Last Updated on Sunday, 25 March 2018, 19:32 by Denis Chabrol
Aurora Gold Mines on Sunday said it was open to having its more than 600 workers unionised, but at the same time Administration Manager, Peter Benny believed that the committee system was working well.
“Currently, there is no union and the workers have their own committee that deals with grievances that meet as often as possible, once a month, to deal with issues,” said Benny.
Available figures show that an estimated 600 of the 680 workers could be unionised.
Asked whether the committee would work better than a union, the Administration Manager said the committees work quicker to solve problems instead of unions. “I have dealt with unions most of my life and I find that the committees can solve their own problems faster. Management is more open to listen to employees by themselves when they come as against when a union gets involved, it becomes acrimonious, confrontational.
“We do have some confrontation, but I find that the committees, they work. Maybe the union would be more aggressive. The workers understand the situation much better than a union that is more outside than inside,” he said.
Benny said AGM encourages rather than invites unions to vie for recognition in keeping with the Trade Union Recognition Act. He acknowledged that there are “tense moments when workers are not happy about something that we attend to”. Benny recalled that a Bartica-based registered trade union had attempted to gain recognition at Aurora Gold Mines, but could not have mustered the required number of applications that are required by law.
The Administration Manager said AGM tries to meet most of workers’ expectations including wages and salaries, recreation, bereavement. “Right now, the workers deal with their own issues without making contributions to a union but sometimes it’s good for an employer when a union is there. We are not pressured to do things we may not want to do.
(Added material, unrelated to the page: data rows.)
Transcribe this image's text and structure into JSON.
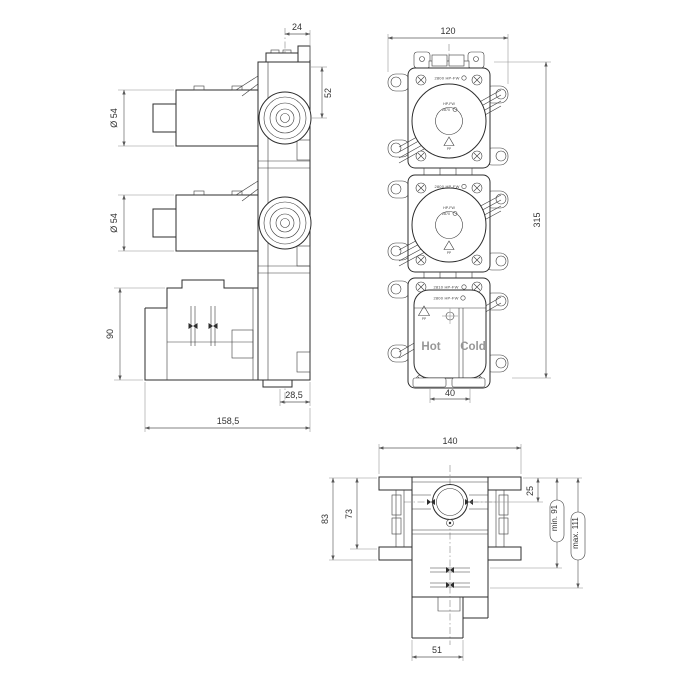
{
  "drawing": {
    "side_view": {
      "dim_top_depth": "24",
      "dim_port_offset": "52",
      "dim_port1_diameter": "Ø 54",
      "dim_port2_diameter": "Ø 54",
      "dim_body_height": "90",
      "dim_wall_offset": "28,5",
      "dim_total_depth": "158,5"
    },
    "front_view": {
      "dim_width": "120",
      "dim_height": "315",
      "dim_inlet_spacing": "40",
      "label_hot": "Hot",
      "label_cold": "Cold",
      "marking_box1": "2800 HP-FW",
      "marking_box2": "2800 HP-FW",
      "marking_box3_row1": "2810 HP-FW",
      "marking_box3_row2": "2800 HP-FW",
      "dial_marking_line1": "HP-FW",
      "dial_marking_line2": "2870",
      "symbol_pp": "PP"
    },
    "bottom_view": {
      "dim_width": "140",
      "dim_port_depth": "25",
      "dim_depth_73": "73",
      "dim_depth_83": "83",
      "dim_min_depth": "min. 91",
      "dim_max_depth": "max. 111",
      "dim_outlet_width": "51"
    },
    "colors": {
      "line": "#2d2d2d",
      "dimension": "#5a5a5a",
      "label_gray": "#979797",
      "background": "#ffffff"
    }
  }
}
With a union, we stick to the rules.
Benny has interfaced with trade unions for decades in the Guyana Sugar Corporation before joining the mining industry. “I have no problems with unions.; I actually like unions,’ he said.Benny has interfaced with trade unions for decades in the Guyana Sugar Corporation before joining the mining industry.
There are about 70 Guyanese supervisors and 35 expatriate workers at the Guyana-based Aurora Gold Mines.
Aurora Gold Mines/ Guyana Goldfield’s Human Resource Policy states, in part, that the company will allow workers to form and join workers’ organisations of their choosing without any interference or employment consequences and to bargain collectively with their employer.
That policy also mandates the company to encourage employees to use mechanisms provided to them to raise grievances and to discuss openly any issues of concern they might have and to respond to those grievances in a fair and transparent manner through the appropriate mechanisms in a timely manner.
On joining the company, the Human Resources policy requires the company to inform new workers of a grievance redress mechanism which should involve the appropriate level of management. The policy prohibits retribution pr substitute for grievance mechanisms provided through collective labour agreements. At the same time, it allows for administrative and legal redress.